Selecting the Learning Algorithm

Explainability: Do we need to understand/explain how/why an algorithm made a prediction? Opaque: DNN, ensemble models; Transparent: [kNN, linear regression, decision tree learning.
In-memory vs. out-of-memory: Can we load all the dataset in the RAM? If not, incremental learning algorithms, i.e., Naive Bayes and Neural Network (NN) training algorithms.
Number of records and features: What is the maximum dataset/feature size/number managed by the algorithm? E.g., SVM modest size/number; Neural Network and random forests millions.
Nonlinearity of the data: Are data linearly separable? Yes: SVM + linear kernel, linear and logistic regression; No: DNN or ensembles. Training speed: How much time do we have for (re)training the algorithm? Consider retraining time (e.g., every hour), opportunities for parallelism (e.g., random tree forests), GPUs (e.g., NN)
Prediction speed: How fast does a prediction/inference need to be? Consider throughput requirements. Shallow is faster than deeper algorithms (e.g., DNN, KNN, ensemble).

#Shortlisting Algorithms Candidates (Spot Checking)

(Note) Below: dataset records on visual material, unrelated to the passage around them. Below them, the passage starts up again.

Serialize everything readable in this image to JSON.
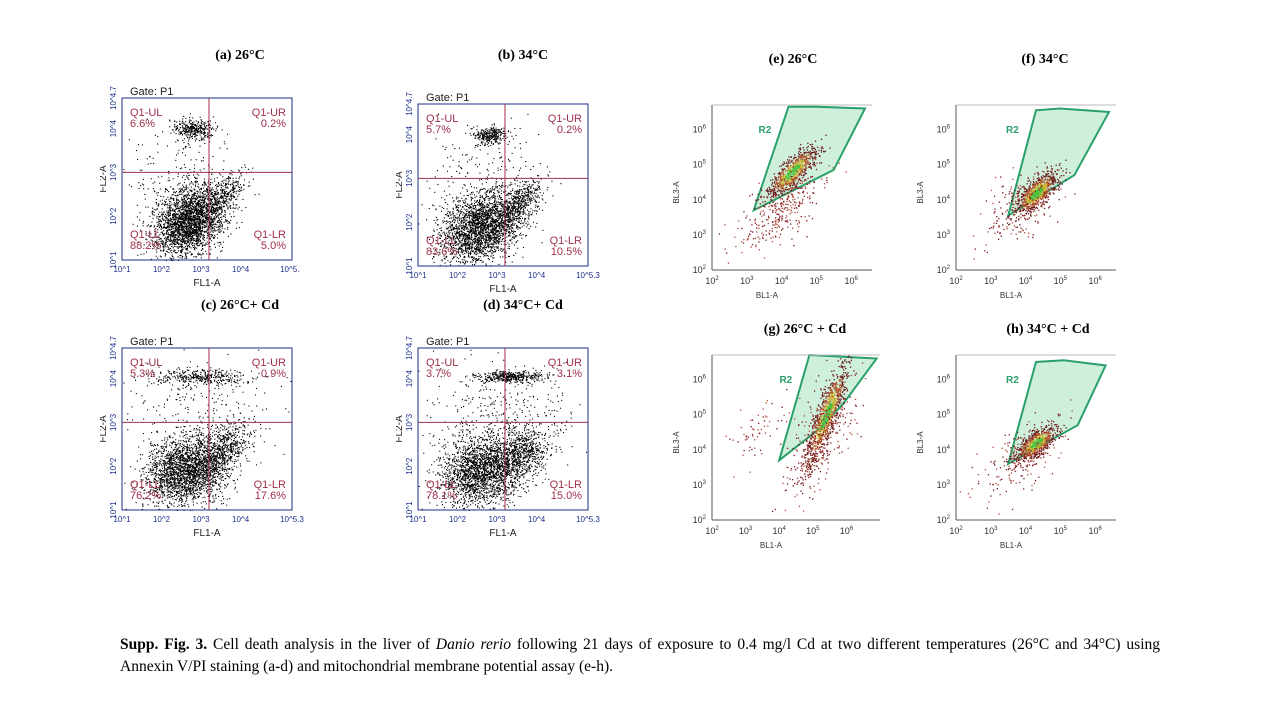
{
  "annexin_panels": [
    {
      "title": "(a) 26°C",
      "gate": "Gate: P1",
      "xlabel": "FL1-A",
      "ylabel": "FL2-A",
      "q": {
        "UL": [
          "Q1-UL",
          "6.6%"
        ],
        "UR": [
          "Q1-UR",
          "0.2%"
        ],
        "LL": [
          "Q1-LL",
          "88.2%"
        ],
        "LR": [
          "Q1-LR",
          "5.0%"
        ]
      }
    },
    {
      "title": "(b) 34°C",
      "gate": "Gate: P1",
      "xlabel": "FL1-A",
      "ylabel": "FL2-A",
      "q": {
        "UL": [
          "Q1-UL",
          "5.7%"
        ],
        "UR": [
          "Q1-UR",
          "0.2%"
        ],
        "LL": [
          "Q1-LL",
          "83.6%"
        ],
        "LR": [
          "Q1-LR",
          "10.5%"
        ]
      }
    },
    {
      "title": "(c) 26°C+ Cd",
      "gate": "Gate: P1",
      "xlabel": "FL1-A",
      "ylabel": "FL2-A",
      "q": {
        "UL": [
          "Q1-UL",
          "5.3%"
        ],
        "UR": [
          "Q1-UR",
          "0.9%"
        ],
        "LL": [
          "Q1-LL",
          "76.2%"
        ],
        "LR": [
          "Q1-LR",
          "17.6%"
        ]
      }
    },
    {
      "title": "(d) 34°C+ Cd",
      "gate": "Gate: P1",
      "xlabel": "FL1-A",
      "ylabel": "FL2-A",
      "q": {
        "UL": [
          "Q1-UL",
          "3.7%"
        ],
        "UR": [
          "Q1-UR",
          "3.1%"
        ],
        "LL": [
          "Q1-LL",
          "78.1%"
        ],
        "LR": [
          "Q1-LR",
          "15.0%"
        ]
      }
    }
  ],
  "annexin_axis": {
    "xticks": [
      "10^1",
      "10^2",
      "10^3",
      "10^4",
      "10^5.3"
    ],
    "yticks": [
      "10^1",
      "10^2",
      "10^3",
      "10^4",
      "10^4.7"
    ]
  },
  "mmp_panels": [
    {
      "title": "(e) 26°C",
      "gate": "R2",
      "xlabel": "BL1-A",
      "ylabel": "BL3-A"
    },
    {
      "title": "(f) 34°C",
      "gate": "R2",
      "xlabel": "BL1-A",
      "ylabel": "BL3-A"
    },
    {
      "title": "(g) 26°C + Cd",
      "gate": "R2",
      "xlabel": "BL1-A",
      "ylabel": "BL3-A"
    },
    {
      "title": "(h) 34°C + Cd",
      "gate": "R2",
      "xlabel": "BL1-A",
      "ylabel": "BL3-A"
    }
  ],
  "mmp_axis": {
    "exponents": [
      2,
      3,
      4,
      5,
      6
    ]
  },
  "colors": {
    "quad_line": "#a0304a",
    "frame": "#1b2f8c",
    "gate": "#2aa06a",
    "gate_fill": "#bfe9d2"
  },
  "caption": {
    "label": "Supp. Fig. 3.",
    "text1": " Cell death analysis in the liver of ",
    "species": "Danio rerio",
    "text2": " following 21 days of exposure to 0.4 mg/l Cd at two different temperatures (26°C and 34°C) using Annexin V/PI staining (a-d) and mitochondrial membrane potential assay (e-h)."
  }
}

Select algorithms based on different principles (sometimes called orthogonal), such as instance-based algorithms, kernel-based, shallow learning, deep learning, or ensembles.
Try each algorithm with 3-5 different values of the most sensitive hyperparameters, e.g., the number of neighbors k in kNN, penalty C in SVM, or decision threshold in logistic regression).
Use the same training/validation split for all experiments.
If the learning algorithm is not deterministic (e.g., NN and random forests), run several experiments and then average the results.
Once the project is over, note which algorithms performed the best. Use this information when working on a similar problem in the future.